Tujuhbelas. Penyalahgunaan Survey dan Data Polling
Pemilik media kadang bekerja sama dengan lembaga survei untuk mengeluarkan hasil polling yang berpihak. Data survei ini dipublikasikan secara luas di media sebagai alat untuk membentuk persepsi publik bahwa kandidat atau partai tertentu lebih unggul atau lebih populer dari yang sebenarnya. Manipulasi survei semacam ini kerap digunakan untuk meningkatkan citra atau elektabilitas tokoh politik tertentu.
Faktanya, Selama Pemilu, beberapa lembaga survei yang bekerja sama dengan media besar sering kali mengeluarkan hasil survei yang kontroversial dan dipertanyakan independensinya. Salah satunya adalah lembaga survei yang dimiliki oleh figur yang juga terafiliasi dengan media besar, menciptakan keraguan terhadap keabsahan data polling tersebut.
Delapanbelas. Narasi Kambing Hitam (Scapegoating)
Media dapat menciptakan narasi yang menyalahkan kelompok tertentu (minoritas, oposisi politik, atau aktor asing) sebagai biang keladi dari masalah yang terjadi di negara tersebut.
Narasi ini bisa menjadi alat untuk mengalihkan perhatian dari kegagalan pemerintah atau elite politik yang didukung oleh pemilik media. Dengan menciptakan “kambing hitam”, media bisa memanipulasi sentimen publik untuk menguntungkan agenda politik tertentu.
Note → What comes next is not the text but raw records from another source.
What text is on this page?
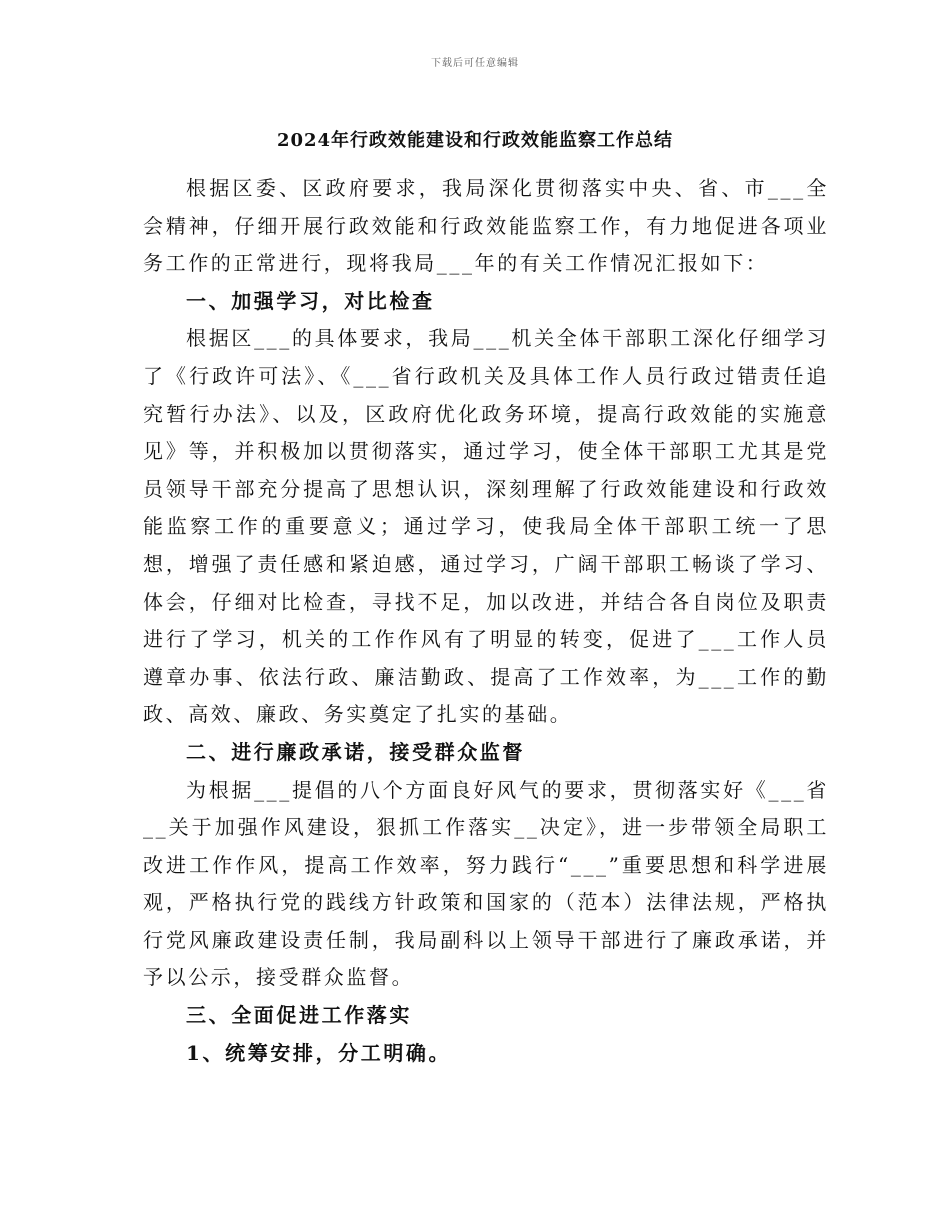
下载后可任意编辑
2024年行政效能建设和行政效能监察工作总结

根据区委、区政府要求，我局深化贯彻落实中央、省、市___全会精神，仔细开展行政效能和行政效能监察工作，有力地促进各项业务工作的正常进行，现将我局___年的有关工作情况汇报如下：

一、加强学习，对比检查

根据区___的具体要求，我局___机关全体干部职工深化仔细学习了《行政许可法》、《___省行政机关及具体工作人员行政过错责任追究暂行办法》、以及，区政府优化政务环境，提高行政效能的实施意见》等，并积极加以贯彻落实，通过学习，使全体干部职工尤其是党员领导干部充分提高了思想认识，深刻理解了行政效能建设和行政效能监察工作的重要意义；通过学习，使我局全体干部职工统一了思想，增强了责任感和紧迫感，通过学习，广阔干部职工畅谈了学习、体会，仔细对比检查，寻找不足，加以改进，并结合各自岗位及职责进行了学习，机关的工作作风有了明显的转变，促进了___工作人员遵章办事、依法行政、廉洁勤政、提高了工作效率，为___工作的勤政、高效、廉政、务实奠定了扎实的基础。

二、进行廉政承诺，接受群众监督

为根据___提倡的八个方面良好风气的要求，贯彻落实好《___省__关于加强作风建设，狠抓工作落实__决定》，进一步带领全局职工改进工作作风，提高工作效率，努力践行“___”重要思想和科学进展观，严格执行党的践线方针政策和国家的（范本）法律法规，严格执行党风廉政建设责任制，我局副科以上领导干部进行了廉政承诺，并予以公示，接受群众监督。

三、全面促进工作落实

1、统筹安排，分工明确。
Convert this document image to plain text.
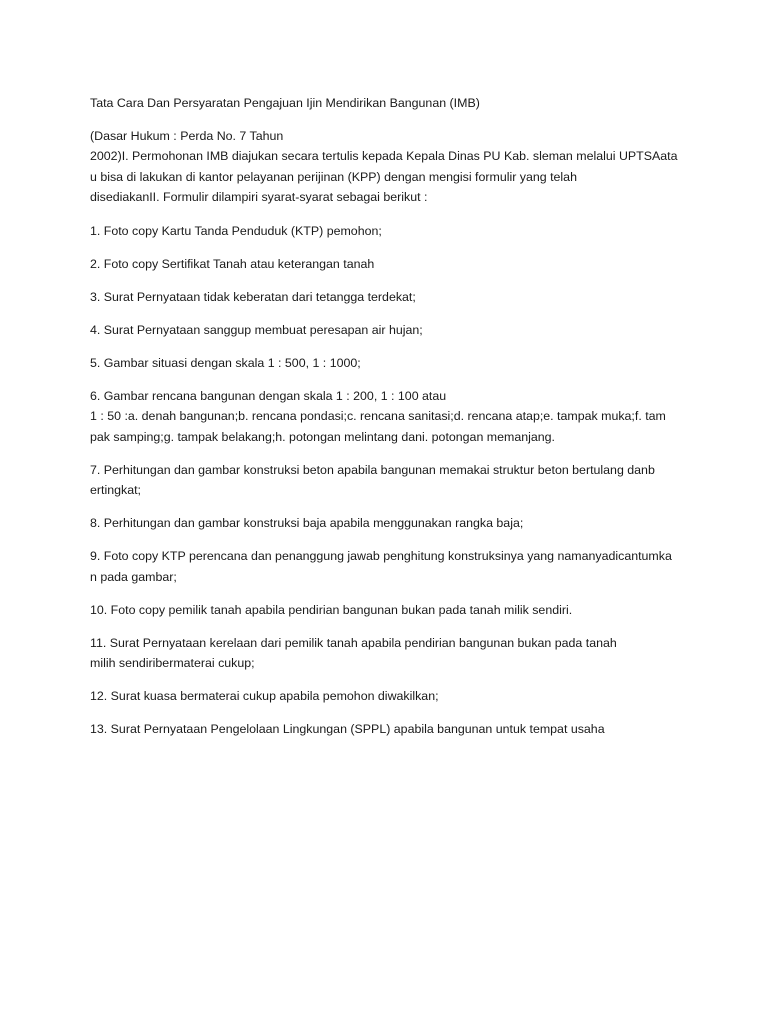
Tata Cara Dan Persyaratan Pengajuan Ijin Mendirikan Bangunan (IMB)

(Dasar Hukum : Perda No. 7 Tahun
2002)I. Permohonan IMB diajukan secara tertulis kepada Kepala Dinas PU Kab. sleman melalui UPTSAata
u bisa di lakukan di kantor pelayanan perijinan (KPP) dengan mengisi formulir yang telah
disediakanII. Formulir dilampiri syarat-syarat sebagai berikut :

1. Foto copy Kartu Tanda Penduduk (KTP) pemohon;
2. Foto copy Sertifikat Tanah atau keterangan tanah
3. Surat Pernyataan tidak keberatan dari tetangga terdekat;
4. Surat Pernyataan sanggup membuat peresapan air hujan;
5. Gambar situasi dengan skala 1 : 500, 1 : 1000;
6. Gambar rencana bangunan dengan skala 1 : 200, 1 : 100 atau
1 : 50 :a. denah bangunan;b. rencana pondasi;c. rencana sanitasi;d. rencana atap;e. tampak muka;f. tam
pak samping;g. tampak belakang;h. potongan melintang dani. potongan memanjang.
7. Perhitungan dan gambar konstruksi beton apabila bangunan memakai struktur beton bertulang danb
ertingkat;
8. Perhitungan dan gambar konstruksi baja apabila menggunakan rangka baja;
9. Foto copy KTP perencana dan penanggung jawab penghitung konstruksinya yang namanyadicantumka
n pada gambar;
10. Foto copy pemilik tanah apabila pendirian bangunan bukan pada tanah milik sendiri.
11. Surat Pernyataan kerelaan dari pemilik tanah apabila pendirian bangunan bukan pada tanah
milih sendiribermaterai cukup;
12. Surat kuasa bermaterai cukup apabila pemohon diwakilkan;
13. Surat Pernyataan Pengelolaan Lingkungan (SPPL) apabila bangunan untuk tempat usaha
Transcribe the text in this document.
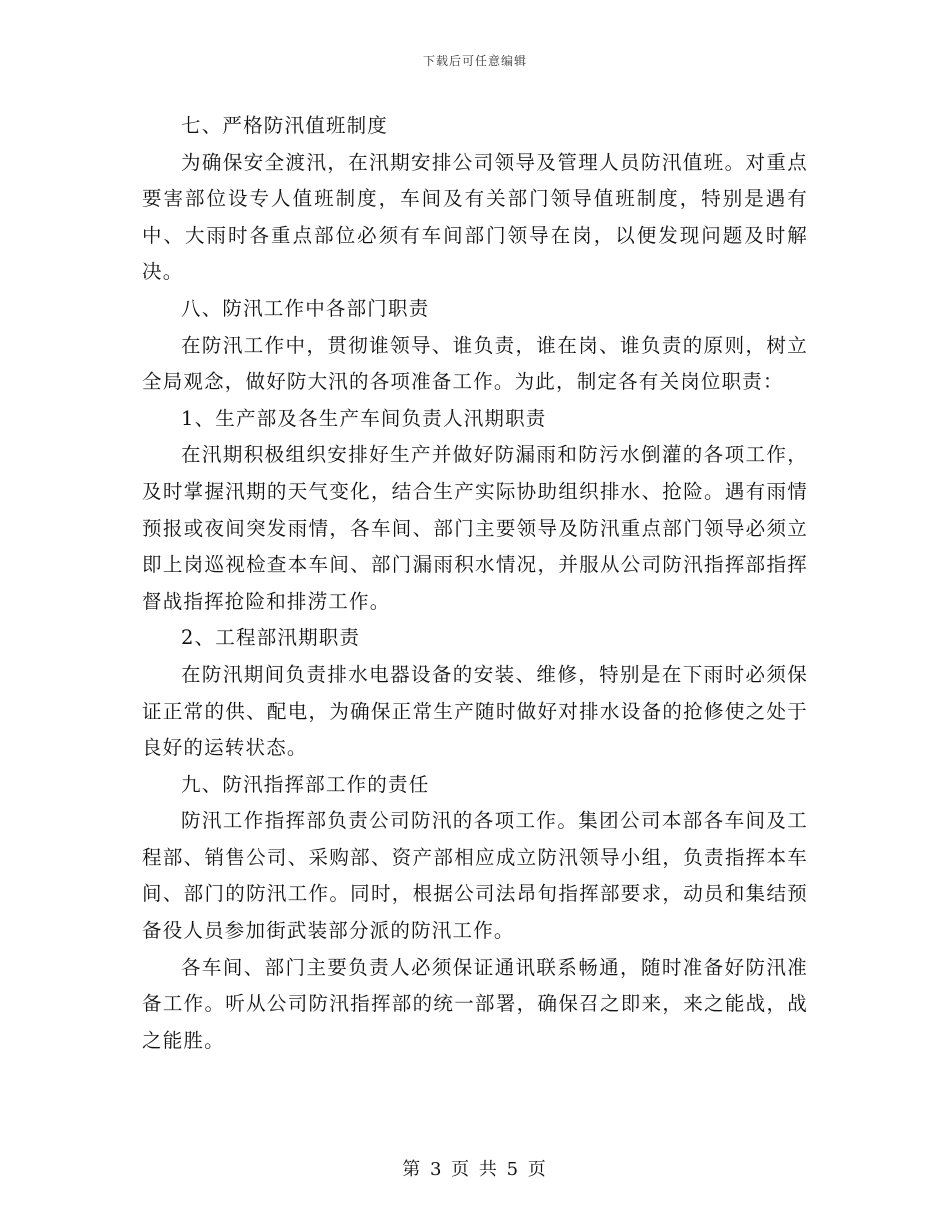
下载后可任意编辑

七、严格防汛值班制度

为确保安全渡汛，在汛期安排公司领导及管理人员防汛值班。对重点要害部位设专人值班制度，车间及有关部门领导值班制度，特别是遇有中、大雨时各重点部位必须有车间部门领导在岗，以便发现问题及时解决。

八、防汛工作中各部门职责

在防汛工作中，贯彻谁领导、谁负责，谁在岗、谁负责的原则，树立全局观念，做好防大汛的各项准备工作。为此，制定各有关岗位职责：

1、生产部及各生产车间负责人汛期职责

在汛期积极组织安排好生产并做好防漏雨和防污水倒灌的各项工作，及时掌握汛期的天气变化，结合生产实际协助组织排水、抢险。遇有雨情预报或夜间突发雨情，各车间、部门主要领导及防汛重点部门领导必须立即上岗巡视检查本车间、部门漏雨积水情况，并服从公司防汛指挥部指挥督战指挥抢险和排涝工作。

2、工程部汛期职责

在防汛期间负责排水电器设备的安装、维修，特别是在下雨时必须保证正常的供、配电，为确保正常生产随时做好对排水设备的抢修使之处于良好的运转状态。

九、防汛指挥部工作的责任

防汛工作指挥部负责公司防汛的各项工作。集团公司本部各车间及工程部、销售公司、采购部、资产部相应成立防汛领导小组，负责指挥本车间、部门的防汛工作。同时，根据公司法昂旬指挥部要求，动员和集结预备役人员参加街武装部分派的防汛工作。

各车间、部门主要负责人必须保证通讯联系畅通，随时准备好防汛准备工作。听从公司防汛指挥部的统一部署，确保召之即来，来之能战，战之能胜。

第 3 页 共 5 页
Faktanya, Pada masa Pilpres, isu anti-Tiongkok sering dijadikan narasi kambing hitam untuk menyalahkan kebijakan ekonomi pemerintah yang dianggap pro asing. Beberapa media yang mendukung oposisi kerap memframing ini untuk menimbulkan ketakutan di masyarakat terhadap investasi asing dari China.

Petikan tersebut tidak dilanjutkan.